Our experience across financial services, technology and development spans three decades. In that time, we have witnessed seismic change in how these sectors can deliver upon development goals. Today, these different sectors are converging to enable the digital development of emerging economies. This offers the opportunity to governments and the international community to improve the delivery of services to the marginalised and undeserved in these countries and to ensure that their continued development is inclusive.
We launched Digital Baobab to bring our depth of experience to this evolution. Digital transformation is complex and the processes to ensure that it is inclusive even more so. We have witnessed over three decades how these can be successfully implemented, from digital transformation, the roll out of digital communications infrastructure, financial inclusion and literacy, digital inclusion and literacy through to digital identity and the establishment of digital platforms for government. We aim to work with all stakeholders in this process from public sector, private sector and the international community, to act as an honest broker to ensure that all voices are heard and that there is mutual understanding of different positions such that digital development is inclusive to the benefit of all.
The Baobab tree [‘bau-bab’ or ‘bay-o-bab’ depending on your location] is a symbol of life, positivity and well being across Africa.

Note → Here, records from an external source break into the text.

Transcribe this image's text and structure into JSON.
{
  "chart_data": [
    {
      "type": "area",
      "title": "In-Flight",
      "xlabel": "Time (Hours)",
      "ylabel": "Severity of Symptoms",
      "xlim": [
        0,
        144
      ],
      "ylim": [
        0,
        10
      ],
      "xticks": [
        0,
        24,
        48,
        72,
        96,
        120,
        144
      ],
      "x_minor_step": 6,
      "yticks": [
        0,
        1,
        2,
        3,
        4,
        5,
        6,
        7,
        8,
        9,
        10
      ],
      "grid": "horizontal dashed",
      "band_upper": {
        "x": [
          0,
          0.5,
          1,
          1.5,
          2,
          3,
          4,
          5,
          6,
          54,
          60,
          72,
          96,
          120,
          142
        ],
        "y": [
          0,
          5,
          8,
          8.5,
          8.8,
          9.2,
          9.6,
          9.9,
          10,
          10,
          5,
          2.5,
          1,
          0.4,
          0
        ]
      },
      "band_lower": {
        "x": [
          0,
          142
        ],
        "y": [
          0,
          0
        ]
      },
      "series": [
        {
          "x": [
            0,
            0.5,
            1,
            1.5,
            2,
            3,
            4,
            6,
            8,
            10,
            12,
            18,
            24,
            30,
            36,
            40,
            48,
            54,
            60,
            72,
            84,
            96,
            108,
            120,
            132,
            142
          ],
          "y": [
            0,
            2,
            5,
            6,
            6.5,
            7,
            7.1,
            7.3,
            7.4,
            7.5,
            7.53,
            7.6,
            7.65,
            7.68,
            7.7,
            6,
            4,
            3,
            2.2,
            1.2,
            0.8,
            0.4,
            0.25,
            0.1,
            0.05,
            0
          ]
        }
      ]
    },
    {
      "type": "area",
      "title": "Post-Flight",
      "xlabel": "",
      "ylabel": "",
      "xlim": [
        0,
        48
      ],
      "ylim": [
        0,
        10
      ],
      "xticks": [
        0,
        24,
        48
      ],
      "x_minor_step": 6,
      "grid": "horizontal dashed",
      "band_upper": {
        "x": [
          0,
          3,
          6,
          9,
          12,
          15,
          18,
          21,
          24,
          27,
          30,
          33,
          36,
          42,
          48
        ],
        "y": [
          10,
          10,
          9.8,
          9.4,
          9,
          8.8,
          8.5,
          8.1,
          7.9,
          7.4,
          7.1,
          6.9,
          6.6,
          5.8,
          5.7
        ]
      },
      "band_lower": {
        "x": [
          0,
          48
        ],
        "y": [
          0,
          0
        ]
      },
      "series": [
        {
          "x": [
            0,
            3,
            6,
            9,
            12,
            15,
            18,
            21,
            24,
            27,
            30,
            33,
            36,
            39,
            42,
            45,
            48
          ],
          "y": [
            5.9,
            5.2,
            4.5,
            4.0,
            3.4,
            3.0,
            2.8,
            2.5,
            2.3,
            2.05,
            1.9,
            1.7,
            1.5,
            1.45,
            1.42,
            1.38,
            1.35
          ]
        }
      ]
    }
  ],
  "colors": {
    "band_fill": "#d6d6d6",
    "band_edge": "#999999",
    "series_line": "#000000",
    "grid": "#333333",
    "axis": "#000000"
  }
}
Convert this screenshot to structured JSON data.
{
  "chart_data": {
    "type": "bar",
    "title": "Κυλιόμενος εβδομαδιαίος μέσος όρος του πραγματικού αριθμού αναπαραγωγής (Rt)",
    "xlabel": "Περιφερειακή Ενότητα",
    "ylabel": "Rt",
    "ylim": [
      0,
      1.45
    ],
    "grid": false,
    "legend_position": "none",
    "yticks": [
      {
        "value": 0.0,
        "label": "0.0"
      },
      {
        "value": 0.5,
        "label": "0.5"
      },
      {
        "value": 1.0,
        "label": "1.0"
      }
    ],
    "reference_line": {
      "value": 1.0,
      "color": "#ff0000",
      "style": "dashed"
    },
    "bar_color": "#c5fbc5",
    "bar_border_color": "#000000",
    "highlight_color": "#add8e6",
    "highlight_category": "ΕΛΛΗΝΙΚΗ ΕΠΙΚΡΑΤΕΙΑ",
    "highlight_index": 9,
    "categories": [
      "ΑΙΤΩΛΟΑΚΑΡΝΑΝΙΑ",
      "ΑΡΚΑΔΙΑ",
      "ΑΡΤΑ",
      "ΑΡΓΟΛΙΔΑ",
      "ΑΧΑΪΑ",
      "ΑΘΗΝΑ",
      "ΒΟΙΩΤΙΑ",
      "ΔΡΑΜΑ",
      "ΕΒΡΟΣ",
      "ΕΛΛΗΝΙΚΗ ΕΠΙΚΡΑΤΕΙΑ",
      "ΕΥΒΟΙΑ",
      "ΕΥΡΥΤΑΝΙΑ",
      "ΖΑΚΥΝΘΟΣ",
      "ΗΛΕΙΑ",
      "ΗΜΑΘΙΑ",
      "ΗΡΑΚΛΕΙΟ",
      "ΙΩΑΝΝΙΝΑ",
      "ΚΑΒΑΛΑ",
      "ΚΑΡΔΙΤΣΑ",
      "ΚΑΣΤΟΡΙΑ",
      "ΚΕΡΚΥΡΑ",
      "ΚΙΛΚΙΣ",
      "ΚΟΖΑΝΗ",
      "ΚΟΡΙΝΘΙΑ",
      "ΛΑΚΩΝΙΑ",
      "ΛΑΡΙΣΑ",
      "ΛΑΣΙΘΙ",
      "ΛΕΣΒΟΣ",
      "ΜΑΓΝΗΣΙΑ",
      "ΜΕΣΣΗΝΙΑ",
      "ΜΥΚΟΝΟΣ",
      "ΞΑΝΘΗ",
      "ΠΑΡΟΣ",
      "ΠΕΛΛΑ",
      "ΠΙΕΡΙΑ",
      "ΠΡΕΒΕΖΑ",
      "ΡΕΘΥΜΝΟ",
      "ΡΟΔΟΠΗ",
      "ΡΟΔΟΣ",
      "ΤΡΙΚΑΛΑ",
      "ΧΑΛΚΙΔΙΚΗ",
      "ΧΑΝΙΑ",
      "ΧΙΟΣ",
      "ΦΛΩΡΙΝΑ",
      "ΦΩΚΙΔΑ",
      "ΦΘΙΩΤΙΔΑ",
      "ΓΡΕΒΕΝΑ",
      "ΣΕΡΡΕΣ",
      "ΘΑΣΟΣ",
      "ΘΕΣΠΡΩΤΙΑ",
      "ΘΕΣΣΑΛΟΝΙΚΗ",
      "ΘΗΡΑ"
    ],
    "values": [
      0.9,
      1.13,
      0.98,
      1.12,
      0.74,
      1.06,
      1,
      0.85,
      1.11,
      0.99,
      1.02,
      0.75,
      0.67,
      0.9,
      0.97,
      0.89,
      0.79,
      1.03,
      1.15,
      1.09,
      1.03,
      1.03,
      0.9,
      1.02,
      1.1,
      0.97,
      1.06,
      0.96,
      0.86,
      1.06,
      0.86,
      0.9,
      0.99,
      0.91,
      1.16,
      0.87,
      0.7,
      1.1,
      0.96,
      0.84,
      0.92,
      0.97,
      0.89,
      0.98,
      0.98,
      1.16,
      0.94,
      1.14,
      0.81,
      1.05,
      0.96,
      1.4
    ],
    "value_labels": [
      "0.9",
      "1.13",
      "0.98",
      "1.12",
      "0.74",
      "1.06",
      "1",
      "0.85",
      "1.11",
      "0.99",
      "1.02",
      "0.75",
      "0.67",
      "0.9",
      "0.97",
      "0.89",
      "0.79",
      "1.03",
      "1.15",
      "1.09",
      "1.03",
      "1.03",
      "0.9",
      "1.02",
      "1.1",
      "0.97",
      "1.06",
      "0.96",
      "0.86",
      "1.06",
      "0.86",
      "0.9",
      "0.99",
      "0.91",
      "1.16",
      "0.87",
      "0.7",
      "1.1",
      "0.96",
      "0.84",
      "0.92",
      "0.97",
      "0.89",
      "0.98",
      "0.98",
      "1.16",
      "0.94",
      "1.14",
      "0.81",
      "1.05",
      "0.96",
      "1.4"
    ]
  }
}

It can live for thousands of years, hold up to 5000 litres of water, its fruit is a super food and its disproportionate trunk provides sanctuary for travellers. Combined with its compelling elegance we felt it was an appropriate emblem for what we were aiming to achieve. Furthermore, its ability to thrive in harsh and changing environmental conditions provides an apt metaphor for countries and communities trying to adapt to today’s digital landscape.
Digital Baobab is lead by Killian Clifford who has multiple years’ experience across financial services, digital and development working with the public sector, private sector and multilateral institutions. In the past Killian has acted as the policy director for mobile money at the GSMA and also ran Mobile Money Consulting, a specialist consultancy focusing on mobile financial services. He holds a Master’s Degrees in International Development and also a MSc in Finance.